Sem mais ter onde arrumar desculpas, a mulher tratou de contar a história sobre Olímpio Augusto, que, apesar de ausente na certidão de nascimento de Guilherme, seria seu pai. O filho, agora perto de completar quinze anos, ficou surpreso com tamanha revelação.
— O cantor?
— Sim. O próprio.
— E por que a senhora nunca me contou?
— Tanta coisa pra fazer, meu filho, que não tive tempo.
Olímpio Augusto, apesar de não despontar nas paradas de sucesso há quase duas décadas, era deveras conhecido pelo incomum timbre que costumava entonar as canções populares. Tenor quase puro, sabia esconder os graves para deleite das fãs, que suspiravam pelo dono daqueles olhos castanhos adornados por cílios negros, que sabiam fulminar os corações apaixonados.
Guilherme, assim que soube quem era seu pai, estufou o peito e, a qualquer oportunidade, contava para quem quisesse escutar.
— Sou filho do Olímpio Augusto, sim, senhor!
— Do cantor?
— O próprio.
Tinha gente que acreditava, mas a maioria era descrente. Isso, aliás, incomodava o rapazola, que prontamente reclamava com a genitora.
— Mas, mamãe, por que o pai não vem me visitar?
— Ih, Guilherme, são tantos shows, que seu pai não consegue arranjar tempo.

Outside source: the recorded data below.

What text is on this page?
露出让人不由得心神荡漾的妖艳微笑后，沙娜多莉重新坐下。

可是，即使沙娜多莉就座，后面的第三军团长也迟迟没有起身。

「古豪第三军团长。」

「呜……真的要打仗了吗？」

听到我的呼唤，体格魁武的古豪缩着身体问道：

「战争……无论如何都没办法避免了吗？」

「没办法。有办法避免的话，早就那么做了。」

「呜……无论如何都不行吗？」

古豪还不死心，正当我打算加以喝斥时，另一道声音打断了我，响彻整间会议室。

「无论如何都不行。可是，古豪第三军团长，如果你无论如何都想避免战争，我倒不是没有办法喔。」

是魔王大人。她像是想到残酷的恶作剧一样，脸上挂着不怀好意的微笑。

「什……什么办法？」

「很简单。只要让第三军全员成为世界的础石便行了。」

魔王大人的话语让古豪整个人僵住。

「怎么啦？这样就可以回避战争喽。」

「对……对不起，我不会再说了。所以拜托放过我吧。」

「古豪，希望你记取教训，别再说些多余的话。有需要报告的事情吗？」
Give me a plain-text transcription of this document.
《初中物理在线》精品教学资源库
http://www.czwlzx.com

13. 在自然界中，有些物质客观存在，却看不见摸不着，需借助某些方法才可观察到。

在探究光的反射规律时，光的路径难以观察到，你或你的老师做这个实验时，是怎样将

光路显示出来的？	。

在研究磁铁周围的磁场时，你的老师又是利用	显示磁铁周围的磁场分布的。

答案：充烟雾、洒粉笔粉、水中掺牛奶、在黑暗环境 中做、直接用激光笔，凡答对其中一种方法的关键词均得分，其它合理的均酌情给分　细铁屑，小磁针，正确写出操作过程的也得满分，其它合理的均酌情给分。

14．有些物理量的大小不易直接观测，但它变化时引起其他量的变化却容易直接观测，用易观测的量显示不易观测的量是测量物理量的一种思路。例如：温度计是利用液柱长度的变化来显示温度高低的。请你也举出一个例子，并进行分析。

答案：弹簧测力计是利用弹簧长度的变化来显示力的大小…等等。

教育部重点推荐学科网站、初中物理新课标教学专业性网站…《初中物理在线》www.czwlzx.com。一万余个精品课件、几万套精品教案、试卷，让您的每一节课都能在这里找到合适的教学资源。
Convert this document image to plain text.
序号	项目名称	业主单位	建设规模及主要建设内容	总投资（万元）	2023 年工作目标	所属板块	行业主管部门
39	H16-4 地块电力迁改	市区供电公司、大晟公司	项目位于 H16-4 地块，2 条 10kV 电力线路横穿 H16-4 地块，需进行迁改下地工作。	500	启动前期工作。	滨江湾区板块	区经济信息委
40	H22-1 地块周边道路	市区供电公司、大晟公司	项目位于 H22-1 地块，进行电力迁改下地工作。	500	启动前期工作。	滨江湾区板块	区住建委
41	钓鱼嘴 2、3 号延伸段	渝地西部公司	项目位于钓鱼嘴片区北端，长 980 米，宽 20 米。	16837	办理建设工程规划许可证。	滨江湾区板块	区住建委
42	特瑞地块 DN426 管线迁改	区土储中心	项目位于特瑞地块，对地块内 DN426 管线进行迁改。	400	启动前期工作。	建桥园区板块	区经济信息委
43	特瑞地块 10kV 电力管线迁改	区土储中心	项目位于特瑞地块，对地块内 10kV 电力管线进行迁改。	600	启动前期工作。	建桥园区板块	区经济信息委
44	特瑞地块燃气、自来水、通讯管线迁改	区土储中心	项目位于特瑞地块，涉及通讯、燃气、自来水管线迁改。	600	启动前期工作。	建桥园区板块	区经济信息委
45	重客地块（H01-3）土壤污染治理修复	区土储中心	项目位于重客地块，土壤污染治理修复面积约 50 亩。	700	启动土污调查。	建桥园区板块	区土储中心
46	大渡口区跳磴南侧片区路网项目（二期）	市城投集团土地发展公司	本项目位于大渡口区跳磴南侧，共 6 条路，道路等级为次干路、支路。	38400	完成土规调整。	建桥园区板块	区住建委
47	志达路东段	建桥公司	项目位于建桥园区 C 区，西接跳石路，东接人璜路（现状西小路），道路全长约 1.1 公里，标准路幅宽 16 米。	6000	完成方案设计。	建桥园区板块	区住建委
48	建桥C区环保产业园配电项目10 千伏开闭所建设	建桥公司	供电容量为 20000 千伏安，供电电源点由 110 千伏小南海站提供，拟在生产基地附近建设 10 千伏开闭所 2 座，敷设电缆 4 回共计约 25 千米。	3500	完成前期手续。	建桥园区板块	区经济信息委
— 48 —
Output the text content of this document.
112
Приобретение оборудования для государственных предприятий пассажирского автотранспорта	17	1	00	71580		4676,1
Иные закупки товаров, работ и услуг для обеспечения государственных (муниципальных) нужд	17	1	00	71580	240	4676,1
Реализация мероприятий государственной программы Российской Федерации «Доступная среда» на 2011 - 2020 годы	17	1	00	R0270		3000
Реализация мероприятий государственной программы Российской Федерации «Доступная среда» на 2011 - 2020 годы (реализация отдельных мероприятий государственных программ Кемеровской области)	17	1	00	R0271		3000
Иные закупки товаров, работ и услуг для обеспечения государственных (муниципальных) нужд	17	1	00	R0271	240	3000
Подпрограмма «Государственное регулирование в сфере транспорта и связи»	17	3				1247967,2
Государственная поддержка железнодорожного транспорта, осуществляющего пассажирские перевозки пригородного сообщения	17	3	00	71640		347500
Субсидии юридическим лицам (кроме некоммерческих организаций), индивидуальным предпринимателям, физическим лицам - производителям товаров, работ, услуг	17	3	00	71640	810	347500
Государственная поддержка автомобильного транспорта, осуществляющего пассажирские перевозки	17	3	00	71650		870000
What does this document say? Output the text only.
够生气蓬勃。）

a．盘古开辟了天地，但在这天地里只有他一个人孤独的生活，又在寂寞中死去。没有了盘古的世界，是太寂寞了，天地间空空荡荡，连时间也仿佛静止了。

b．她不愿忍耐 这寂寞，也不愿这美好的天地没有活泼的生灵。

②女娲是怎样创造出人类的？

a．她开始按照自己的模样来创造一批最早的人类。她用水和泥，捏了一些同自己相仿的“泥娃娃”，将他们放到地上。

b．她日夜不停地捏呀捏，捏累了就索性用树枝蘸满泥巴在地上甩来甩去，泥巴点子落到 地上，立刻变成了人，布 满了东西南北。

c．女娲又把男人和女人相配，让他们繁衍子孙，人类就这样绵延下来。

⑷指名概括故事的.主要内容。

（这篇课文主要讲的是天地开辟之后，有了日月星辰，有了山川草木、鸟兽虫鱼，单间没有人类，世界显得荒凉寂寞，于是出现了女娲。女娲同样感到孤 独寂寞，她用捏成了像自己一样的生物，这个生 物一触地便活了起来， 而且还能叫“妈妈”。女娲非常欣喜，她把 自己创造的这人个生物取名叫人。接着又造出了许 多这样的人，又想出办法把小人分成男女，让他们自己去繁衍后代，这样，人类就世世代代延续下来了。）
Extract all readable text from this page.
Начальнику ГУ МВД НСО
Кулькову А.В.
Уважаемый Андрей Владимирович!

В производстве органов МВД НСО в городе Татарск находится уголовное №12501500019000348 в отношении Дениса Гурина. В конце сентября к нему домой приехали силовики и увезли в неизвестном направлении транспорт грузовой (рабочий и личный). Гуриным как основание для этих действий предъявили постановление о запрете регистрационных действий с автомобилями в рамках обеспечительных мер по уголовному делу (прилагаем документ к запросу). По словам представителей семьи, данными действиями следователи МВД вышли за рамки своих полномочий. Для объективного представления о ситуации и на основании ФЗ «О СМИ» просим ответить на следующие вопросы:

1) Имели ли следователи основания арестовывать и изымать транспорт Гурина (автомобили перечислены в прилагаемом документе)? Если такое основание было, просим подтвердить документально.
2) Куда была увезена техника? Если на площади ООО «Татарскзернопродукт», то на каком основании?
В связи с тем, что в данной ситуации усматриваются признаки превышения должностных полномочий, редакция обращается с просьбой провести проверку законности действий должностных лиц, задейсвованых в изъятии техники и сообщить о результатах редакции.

— E se eu fosse vê-lo? Certamente ele me mandaria um ingresso pra algum show dele.
— Vou ver, vou ver.
Guilherme esperou dias, meses e nada do cantor encaminhar o tão aguardado convite. Esperou tanto, que o outrora adolescente já ostentava vasta barba. Se bobeasse, não tardaria, surgiriam os primeiros fios brancos debaixo do queixo.
— Mãe, a senhora viu que o pai vai se apresentar em Luziânia?
— Em Luziânia?
— Sim.
— E quando será?
— Mês que vem.
— Hum…
— Que tal irmos?
— Ih, Guilherme, não vai dar.
— Ué, por quê?
— Ando tão ocupada, que não consigo nem pintar as unhas.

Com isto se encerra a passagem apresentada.